Alzheimer's disease (AD) is characterized clinically by progressive impairments in learning and memory. Accumulating evidence suggests that regular exercise plays a neuroprotective role in aging-associated memory loss. Our previous study has confirmed that long-term treadmill exercise initiated either before or during the onset of β-amyloid (Aβ) pathology, was beneficial for reducing the levels of soluble Aβ and further improved cognition. In this study, in APP/PS1 mice, we assessed changes in soluble Aβ, and various blood biochemistry and molecular biological indices to assess whether exercise modulated lipid metabolism and thereby decelerated AD progression. Our results show that long-term treadmill exercise reduced the total cholesterol, triglyceride, and low-density lipoprotein cholesterol levels, and increased the level of high-density lipoprotein cholesterol.

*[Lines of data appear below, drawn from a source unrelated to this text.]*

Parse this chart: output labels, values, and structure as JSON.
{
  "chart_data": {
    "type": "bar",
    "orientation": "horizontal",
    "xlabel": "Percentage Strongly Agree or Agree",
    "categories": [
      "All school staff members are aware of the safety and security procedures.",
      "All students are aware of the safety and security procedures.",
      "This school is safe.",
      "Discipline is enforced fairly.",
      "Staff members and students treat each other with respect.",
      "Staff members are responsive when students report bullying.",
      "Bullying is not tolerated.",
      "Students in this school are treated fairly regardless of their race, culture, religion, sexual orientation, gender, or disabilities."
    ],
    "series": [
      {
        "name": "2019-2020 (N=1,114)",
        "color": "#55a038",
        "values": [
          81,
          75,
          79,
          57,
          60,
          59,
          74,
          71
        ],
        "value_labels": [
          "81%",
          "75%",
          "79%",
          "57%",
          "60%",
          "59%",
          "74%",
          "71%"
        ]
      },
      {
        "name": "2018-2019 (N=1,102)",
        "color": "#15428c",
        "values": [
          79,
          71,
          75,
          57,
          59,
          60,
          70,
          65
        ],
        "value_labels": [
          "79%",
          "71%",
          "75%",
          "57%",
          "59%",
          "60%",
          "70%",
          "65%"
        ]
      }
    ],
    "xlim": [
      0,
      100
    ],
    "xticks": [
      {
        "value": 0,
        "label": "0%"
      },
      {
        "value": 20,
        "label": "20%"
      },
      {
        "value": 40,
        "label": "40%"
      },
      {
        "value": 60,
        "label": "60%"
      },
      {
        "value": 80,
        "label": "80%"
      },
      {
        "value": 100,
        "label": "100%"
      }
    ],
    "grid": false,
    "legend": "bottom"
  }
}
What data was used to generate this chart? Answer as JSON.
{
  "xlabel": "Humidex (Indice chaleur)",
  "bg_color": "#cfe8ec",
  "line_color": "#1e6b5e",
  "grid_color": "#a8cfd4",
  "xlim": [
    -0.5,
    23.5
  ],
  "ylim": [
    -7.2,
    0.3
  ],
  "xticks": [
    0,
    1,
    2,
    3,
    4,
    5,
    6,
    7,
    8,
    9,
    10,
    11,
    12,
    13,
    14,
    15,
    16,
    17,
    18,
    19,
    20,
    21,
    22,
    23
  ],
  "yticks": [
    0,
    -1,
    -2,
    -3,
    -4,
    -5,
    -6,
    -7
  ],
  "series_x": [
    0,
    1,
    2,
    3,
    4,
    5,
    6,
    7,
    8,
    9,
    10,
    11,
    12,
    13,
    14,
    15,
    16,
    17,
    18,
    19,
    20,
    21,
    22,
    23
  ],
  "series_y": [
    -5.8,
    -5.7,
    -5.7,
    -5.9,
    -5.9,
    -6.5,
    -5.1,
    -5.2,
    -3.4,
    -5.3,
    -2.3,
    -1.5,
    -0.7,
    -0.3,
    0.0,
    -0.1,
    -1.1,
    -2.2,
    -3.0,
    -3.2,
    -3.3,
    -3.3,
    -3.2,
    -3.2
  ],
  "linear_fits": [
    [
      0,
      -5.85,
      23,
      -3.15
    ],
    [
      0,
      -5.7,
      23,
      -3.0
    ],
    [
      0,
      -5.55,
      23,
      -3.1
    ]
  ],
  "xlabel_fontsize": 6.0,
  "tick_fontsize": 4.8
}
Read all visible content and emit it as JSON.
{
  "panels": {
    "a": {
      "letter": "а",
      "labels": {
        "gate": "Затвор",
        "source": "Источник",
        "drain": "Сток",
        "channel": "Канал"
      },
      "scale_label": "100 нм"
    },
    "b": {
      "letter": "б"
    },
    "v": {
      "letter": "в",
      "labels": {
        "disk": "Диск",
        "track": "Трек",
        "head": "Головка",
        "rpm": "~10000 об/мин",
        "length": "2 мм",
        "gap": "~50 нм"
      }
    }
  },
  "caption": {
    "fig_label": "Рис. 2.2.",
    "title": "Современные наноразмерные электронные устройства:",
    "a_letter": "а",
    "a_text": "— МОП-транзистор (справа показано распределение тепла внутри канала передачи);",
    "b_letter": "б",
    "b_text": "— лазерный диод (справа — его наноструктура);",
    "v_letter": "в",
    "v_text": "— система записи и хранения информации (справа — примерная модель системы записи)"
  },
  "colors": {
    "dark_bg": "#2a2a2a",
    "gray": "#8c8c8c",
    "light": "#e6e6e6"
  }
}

Exercise also decreased the levels of soluble Aβ1-40 and Aβ1-42, down-regulated retinoid X receptor expression, and up-regulated liver X receptor, Apolipoprotein E, Low density lipoprotein receptor, Low density lipoprotein receptor-related protein 1, and ATP-binding cassette transporter A1 expression. This indicates that long-term treadmill exercise alters the lipoprotein content, increases lipid metabolism and cholesterol transportation, reduces the soluble Aβ, and therein plays an important neuroprotective role and delays AD progression. We further show that medium exercise intensity (60%-70% of maximal oxygen uptake) was more efficacious in increasing lipid metabolism and reducing blood lipid levels and soluble Aβ levels, than low-intensity exercise (45-55% of maximal oxygen uptake). This research has broad prospects and implications, and offers a theoretical basis for the prevention of AD.